Firstly you can open Character Map, and find that
äö
Both reside in the code page 1252 (western), so this is not a MBCS issue. The only way it could be a MBCS issue is if you saved the file using MBCS (Shift-JIS,Big5,Korean,GBK) encoding.
The answer, of using
setlocale( LC_ALL, "" )
Does not give insight into the reason why, äö was rendered in the command prompt window incorrectly.
Command Prompt does use its own code pages, namely OEM code pages. Here is a reference to the following (OEM) code pages available with their character map's.
Going into command prompt and typing the following command (Chcp) Will reveal the current OEM code page that the command prompt is using.
Following Microsoft documentation by using setlocal(LC_ALL,"") it details the following behavior.
setlocale( LC_ALL, "" );
Sets the locale to the default, which is the user-default ANSI code page obtained from the operating system.
You can do this manually, by using chcp and passing your required code page, then run your application and it should output the text perfectly fine.
If it was a multie byte character set problem then there would be a whole list of other issues:
Under MBCS, characters are encoded in either one or two bytes. In two-byte characters, the first, or "lead-byte," signals that both it and the following byte are to be interpreted as one character. The first byte comes from a range of codes reserved for use as lead bytes. Which ranges of bytes can be lead bytes depends on the code page in use. For example, Japanese code page 932 uses the range 0x81 through 0x9F as lead bytes, but Korean code page 949 uses a different range.
Looking at the situation, and that the length was 4 instead of 2. I would say that the file format has been saved in UTF-8 (It could in fact been saved in UTF-16, though you would of run into problems sooner than later with the compiler).
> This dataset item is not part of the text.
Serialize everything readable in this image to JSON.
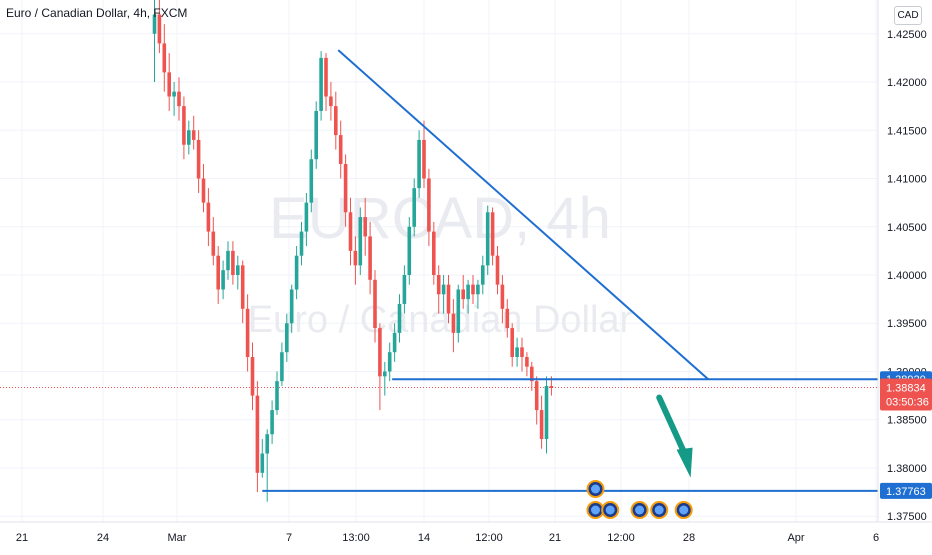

You're using characters that are not within the ASCII range of 0 to 127, UTF-8 is encoding the Unicode code point to two bytes. Your compiler is opening the file and assuming its your default OS code page or ANSI C. When parsing your string, it's interpreting the string as a ANSI C Strings 1 byte = 1 character.
To sove the issue, under windows convert the UTF-8 string to UTF-16 and print it with wprintf. Currently there is no native UTF-8 support for the Ascii/MBCS stdio functions.
For Mac OS-X, that has the default OS code page of UTF-8 then I would recommend following Jonathan Leffler solution to the problem because it is more elegant. Though if you port it to Windows later, you will find you will need to covert the string from UTF-8 to UTF-16 using the example bellow.
In either solution you will still need to change the command prompt code page to your operating system code page to print the characters above ASCII correctly.
#include <stdio.h>
#include <stdlib.h>
#include <string.h>
#include <Windows.h>
#include <locale>
// File saved as UTF-8, with characters outside the ASCII range
int main()
{
// Set the OEM code page to be the default OS code page
setlocale(LC_ALL, "");
// äö reside outside of the ASCII range and in the Unicode code point Western Latin 1
// Thus, requires a lead byte per unicode code point when saving as UTF-8
char* hmm = "äö";
printf("UTF-8 file string using Windows 1252 code page read as:%s\n",hmm);
printf("Length:%d\n", strlen(hmm));
// Convert the UTF-8 String to a wide character
int nLen = MultiByteToWideChar(CP_UTF8, 0,hmm, -1, NULL, NULL);
LPWSTR lpszW = new WCHAR[nLen];
MultiByteToWideChar(CP_UTF8, 0, hmm, -1, lpszW, nLen);
// Print it
wprintf(L"wprintf wide character of UTF-8 string: %s\n", lpszW);
// Free the memory
delete[] lpszW;
int c = getchar();
return 0;
}
UTF-8 file string using Windows 1252 code page read as:äö
Length:4
wprintf wide character of UTF-8 string: äö
i would check your command prompt font/code page to make sure that it can display your os single byte encoding. note command prompt has its own code page that differs to your text editor.